Colluding with Oppression Hurts

Colluding With Oppression Hurts

Week 151
I saw evil at work at work today.
First I was vulnerable, coasting on a high, that my project to make some room for good education, got approved, that the guy from the Mayor’s office Lucha met at the adult educators’ conference invited me to a meeting, likes the writing by reading project is interested in supporting him and indicated with coded words (he let drop words like values, empower, collaboration, even popular education) that he’s a comrad of sorts, Solly even invited me with Xiomara to the meeting with the new vendors (who will take over for our current one, have no space yet, descended like vultures on the possibility of taking over our current space); deluded by my high that something benign could happen here
That I could keep my sights on the humanity of these people I work with, decide to believe their humanity, is what’s real and not the harshness, the cruelty, the house slavery, the backstabbing.
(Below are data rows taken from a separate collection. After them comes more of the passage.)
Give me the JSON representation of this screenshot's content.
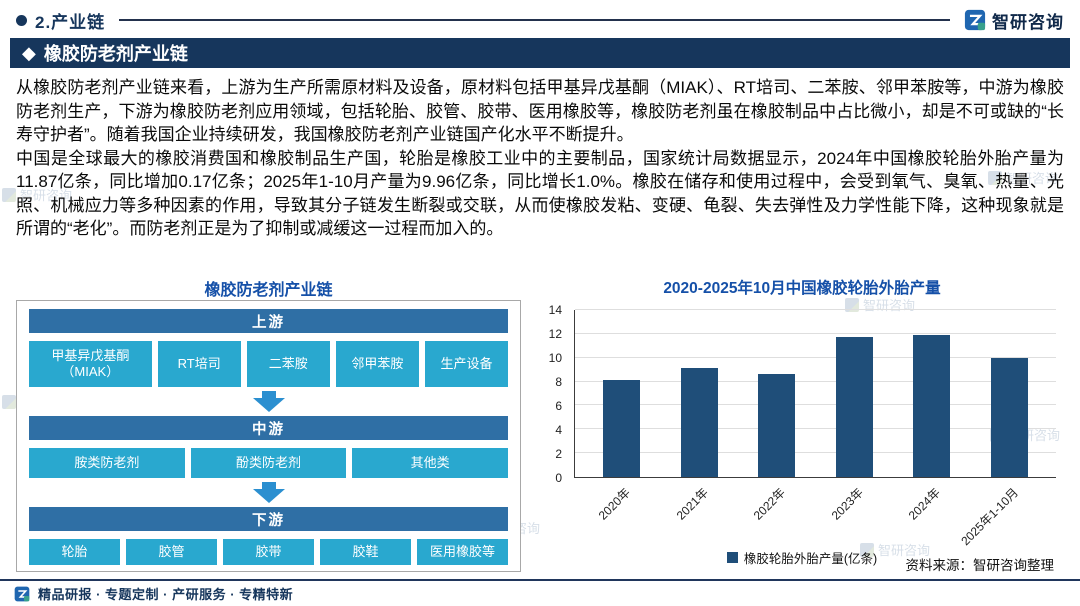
{
  "colors": {
    "navy": "#16365c",
    "accent": "#1550a8",
    "tier": "#2f6fa5",
    "box": "#29a8cf",
    "bar": "#1f4e79",
    "arrow": "#2b8fd0"
  },
  "header": {
    "section": "2.产业链",
    "logo_text": "智研咨询"
  },
  "title": {
    "icon": "◆",
    "text": "橡胶防老剂产业链"
  },
  "body": {
    "p1": "从橡胶防老剂产业链来看，上游为生产所需原材料及设备，原材料包括甲基异戊基酮（MIAK）、RT培司、二苯胺、邻甲苯胺等，中游为橡胶防老剂生产，下游为橡胶防老剂应用领域，包括轮胎、胶管、胶带、医用橡胶等，橡胶防老剂虽在橡胶制品中占比微小，却是不可或缺的“长寿守护者”。随着我国企业持续研发，我国橡胶防老剂产业链国产化水平不断提升。",
    "p2": "中国是全球最大的橡胶消费国和橡胶制品生产国，轮胎是橡胶工业中的主要制品，国家统计局数据显示，2024年中国橡胶轮胎外胎产量为11.87亿条，同比增加0.17亿条；2025年1-10月产量为9.96亿条，同比增长1.0%。橡胶在储存和使用过程中，会受到氧气、臭氧、热量、光照、机械应力等多种因素的作用，导致其分子链发生断裂或交联，从而使橡胶发粘、变硬、龟裂、失去弹性及力学性能下降，这种现象就是所谓的“老化”。而防老剂正是为了抑制或减缓这一过程而加入的。"
  },
  "diagram": {
    "title": "橡胶防老剂产业链",
    "tiers": [
      {
        "label": "上游",
        "items": [
          "甲基异戊基酮（MIAK）",
          "RT培司",
          "二苯胺",
          "邻甲苯胺",
          "生产设备"
        ]
      },
      {
        "label": "中游",
        "items": [
          "胺类防老剂",
          "酚类防老剂",
          "其他类"
        ]
      },
      {
        "label": "下游",
        "items": [
          "轮胎",
          "胶管",
          "胶带",
          "胶鞋",
          "医用橡胶等"
        ]
      }
    ]
  },
  "chart_data": {
    "type": "bar",
    "title": "2020-2025年10月中国橡胶轮胎外胎产量",
    "categories": [
      "2020年",
      "2021年",
      "2022年",
      "2023年",
      "2024年",
      "2025年1-10月"
    ],
    "values": [
      8.1,
      9.1,
      8.6,
      11.7,
      11.87,
      9.96
    ],
    "ylim": [
      0,
      14
    ],
    "ytick_step": 2,
    "xlabel": "",
    "ylabel": "",
    "grid": true,
    "legend": "橡胶轮胎外胎产量(亿条)",
    "legend_position": "bottom"
  },
  "source": "资料来源：智研咨询整理",
  "footer": "精品研报 · 专题定制 · 产研服务 · 专精特新",
  "watermark": "智研咨询"
}
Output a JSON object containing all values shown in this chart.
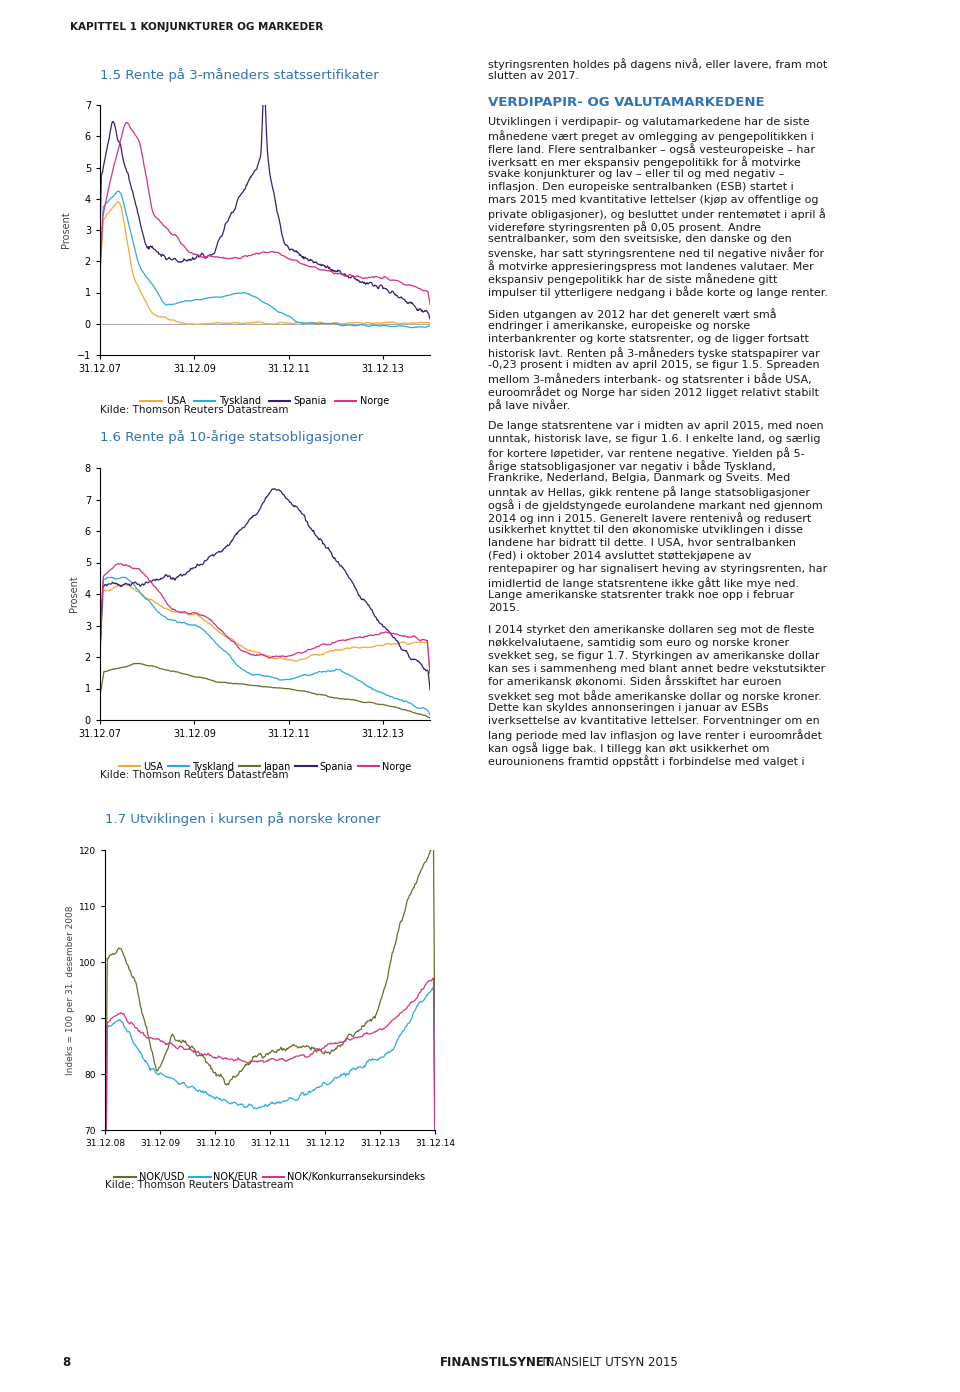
{
  "page_title": "KAPITTEL 1 KONJUNKTURER OG MARKEDER",
  "footer_bold": "FINANSTILSYNET",
  "footer_normal": " FINANSIELT UTSYN 2015",
  "footer_page": "8",
  "background_color": "#ffffff",
  "chart1": {
    "title": "1.5 Rente på 3-måneders statssertifikater",
    "ylabel": "Prosent",
    "source": "Kilde: Thomson Reuters Datastream",
    "ylim": [
      -1,
      7
    ],
    "yticks": [
      -1,
      0,
      1,
      2,
      3,
      4,
      5,
      6,
      7
    ],
    "xtick_labels": [
      "31.12.07",
      "31.12.09",
      "31.12.11",
      "31.12.13"
    ],
    "legend": [
      "USA",
      "Tyskland",
      "Spania",
      "Norge"
    ],
    "colors": [
      "#f4a83a",
      "#29abe2",
      "#3b1f6e",
      "#d63384"
    ]
  },
  "chart2": {
    "title": "1.6 Rente på 10-årige statsobligasjoner",
    "ylabel": "Prosent",
    "source": "Kilde: Thomson Reuters Datastream",
    "ylim": [
      0,
      8
    ],
    "yticks": [
      0,
      1,
      2,
      3,
      4,
      5,
      6,
      7,
      8
    ],
    "xtick_labels": [
      "31.12.07",
      "31.12.09",
      "31.12.11",
      "31.12.13"
    ],
    "legend": [
      "USA",
      "Tyskland",
      "Japan",
      "Spania",
      "Norge"
    ],
    "colors": [
      "#f4a83a",
      "#29abe2",
      "#6b6b2a",
      "#3b1f6e",
      "#d63384"
    ]
  },
  "chart3": {
    "title": "1.7 Utviklingen i kursen på norske kroner",
    "ylabel": "Indeks = 100 per 31. desember 2008",
    "source": "Kilde: Thomson Reuters Datastream",
    "ylim": [
      70,
      120
    ],
    "yticks": [
      70,
      80,
      90,
      100,
      110,
      120
    ],
    "xtick_labels": [
      "31.12.08",
      "31.12.09",
      "31.12.10",
      "31.12.11",
      "31.12.12",
      "31.12.13",
      "31.12.14"
    ],
    "legend": [
      "NOK/USD",
      "NOK/EUR",
      "NOK/Konkurransekursindeks"
    ],
    "colors": [
      "#6b6b2a",
      "#29abe2",
      "#d63384"
    ]
  },
  "title_color": "#2e74b5",
  "axis_color": "#444444",
  "text_color": "#1a1a1a",
  "source_fontsize": 7.5,
  "chart_title_fontsize": 9.5,
  "tick_fontsize": 7,
  "legend_fontsize": 7
}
I saw the notes Solly wrote into Lucha’s report. Already to please Xiomara, Solly has turned on Lucha. It could be anybody. It could be me. The blood red ink on the report said things like, “Is this your job?”, “Why are you talking about this here?” “Why are you writing as if this is the first time you report on this when you met with me one on one and should have written in that context?” “So from now on when one of them is absent the meeting will be rescheduled?” And then later when the same rescheduled meeting is mentioned in another section: “Get my point?”
The tone of the blood red writing was hostile.
How do you flag, call, identify bullying when the whole culture is based on bullying?
Lucha is being bullied. It’s barnyard stuff. It’s pecking order. It’s pack leading and neck biting and belly showing and rolling over.
It made me sick.
I went into the bathroom, closed myself in a stall and cried. I am made to collude with oppression and that hurts. I am made to hurt others and that hurts. I don’t know how to help Lucha, be an ally to Lucha.
I spied. I saw the blood red report on her desk. I couldn’t tear my eyes away. It was like watching an accident on the road. I rubber necked. I’d gone to her desk to take back my stapler she borrowed the day before. And there it was, set on her chair by Solly, bleeding red ink.
How can I help Lucha? I imagine myself walking into Solly’s office and saying, “I can’t collude with your burocratic bullying. I quit.” And then I remember my mortgage, and my legal debts for Ori, and my wanting to go see Machi if I can find out where it is he is.
I am possessed I don’t know by what audacity and I go Xerox the report. I know I have time. Lucha is out in the field. I hoard my copy of the battered document. I go into a bathroom stall and read it.